Francisca Edwiges Neves Gonzaga, popularmente conhecida como Chiquinha Gonzaga, nasceu em 1847. Foi a primeira maestrina brasileira e uma das primeiras compositoras do país. Pioneira, ajudou a criar os patamares da música popular brasileira no início do século 20. Seu espírito rebelde e seu amor à música a fizeram abandonar o primeiro marido e a responder, perante o Tribunal Eclesiástico, por abandono de lar e adultério.

Seu desejo de liberdade a levou a abandonar um segundo marido até encontrar João Batista, a quem amou até o fim da vida. Depois de seu primeiro casamento desfeito, Chiquinha passou a lecionar piano e canto e disciplinas como francês, história e geografia para sobreviver e sustentar o único filho que ficou em sua companhia.

Apoiada pelo amigo músico Antonio Callado, conhecido como “o pai do choro”, Chiquinha passou a integrar, como pianista, o conjunto musical de Callado. Juntos, eles animavam os saraus e a vida boêmia do início do século. Ao longo do tempo, Chiquinha compôs centenas de músicas, dentre elas a famosa Ô Abre Alas, considerada a primeira marchinha de carnaval.

Chiquinha lutou pela implantação da República e pela abolição da escravatura, ajudando a subsidiar grupos abolicionistas.

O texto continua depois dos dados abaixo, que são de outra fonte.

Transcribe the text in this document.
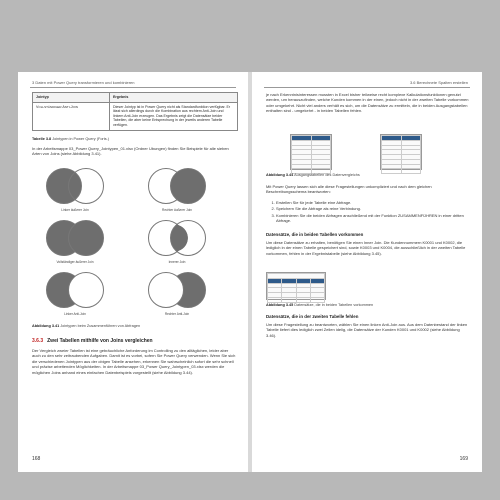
3 Daten mit Power Query transformieren und kombinieren
Jointyp	Ergebnis
Vollständiger Anti-Join	Dieser Jointyp ist in Power Query nicht als Standardfunktion verfügbar. Er lässt sich allerdings durch die Kombination aus rechtem Anti-Join und linkem Anti-Join erzeugen. Das Ergebnis zeigt die Datensätze beider Tabellen, die aber keine Entsprechung in der jeweils anderen Tabelle verfügen.
Tabelle 3.8 Jointypen in Power Query (Forts.)
In der Arbeitsmappe 03_Power Query_Jointypen_01.xlsx (Ordner Ubungen) finden Sie Beispiele für alle sieben Arten von Joins (siehe Abbildung 3.41).
Linker äußerer Join	Rechter äußerer Join
Vollständiger äußerer Join	Innerer Join
Linker Anti-Join	Rechter Anti-Join
Abbildung 3.41 Jointypen beim Zusammenführen von Abfragen
3.6.3 Zwei Tabellen mithilfe von Joins vergleichen
Der Vergleich zweier Tabellen ist eine gebräuchliche Anforderung im Controlling zu den alltäglichen, leider aber auch zu den sehr zeitraubenden Aufgaben. Damit ist es vorbei, sofern Sie Power Query verwenden. Wenn Sie sich die verschiedenen Jointypen aus der obigen Tabelle ansehen, erkennen Sie wahrscheinlich sofort die sehr schnell und präzise arbeitenden Möglichkeiten. In der Arbeitsmappe 03_Power Query_Jointypen_03.xlsx werden die möglichen Joins anhand eines einfachen Datenbeispiels vorgestellt (siehe Abbildung 3.44).
168
3.6 Berechnete Spalten erstellen
je nach Erkenntnisinteressen mussten in Excel bisher teilweise recht komplexe Kalkulationsfunktionen genutzt werden, um herauszufinden, welche Kunden kommen in der einen, jedoch nicht in der zweiten Tabelle vorkommen oder umgekehrt. Nicht viel anders verhält es sich, um die Datensätze zu ermitteln, die in beiden Ausgangstabellen enthalten sind - umgekehrt - in beiden Tabellen fehlen.

Abbildung 3.44 Ausgangstabellen des Datenvergleichs
Mit Power Query lassen sich alle diese Fragestellungen unkompliziert und nach dem gleichen Beschreibungsschema beantworten:
1. Erstellen Sie für jede Tabelle eine Abfrage.
2. Speichern Sie die Abfrage als reine Verbindung.
3. Kombinieren Sie die beiden Abfragen anschließend mit der Funktion ZUSAMMENFÜHREN in einer dritten Abfrage.
Datensätze, die in beiden Tabellen vorkommen
Um diese Datensätze zu erhalten, benötigen Sie einen Inner Join. Die Kundennummern K0001 und K0002, die lediglich in der einen Tabelle gespeichert sind, sowie K0003 und K0004, die ausschließlich in der zweiten Tabelle vorkommen, fehlen in der Ergebnistabelle (siehe Abbildung 3.45).

Abbildung 3.45 Datensätze, die in beiden Tabellen vorkommen
Datensätze, die in der zweiten Tabelle fehlen
Um diese Fragestellung zu beantworten, wählen Sie einen linken Anti-Join aus. Aus dem Datenbestand der linken Tabelle liefert dies lediglich zwei Zeilen idelig, die Datensätze der Kunden K0001 und K0002 (siehe Abbildung 3.46).
169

Ela ajudou também a criar o Sindicato Brasileiro dos Autores Teatrais (SBAT), que permanece atuando até hoje. A compositora morreu em 28 de fevereiro de 1935, poucos dias antes do carnaval. O dia de seu nascimento, 17 de outubro, é dedicado ao Dia da Música Popular Brasileira, uma merecida homenagem a esta grande dama da cultura brasileira.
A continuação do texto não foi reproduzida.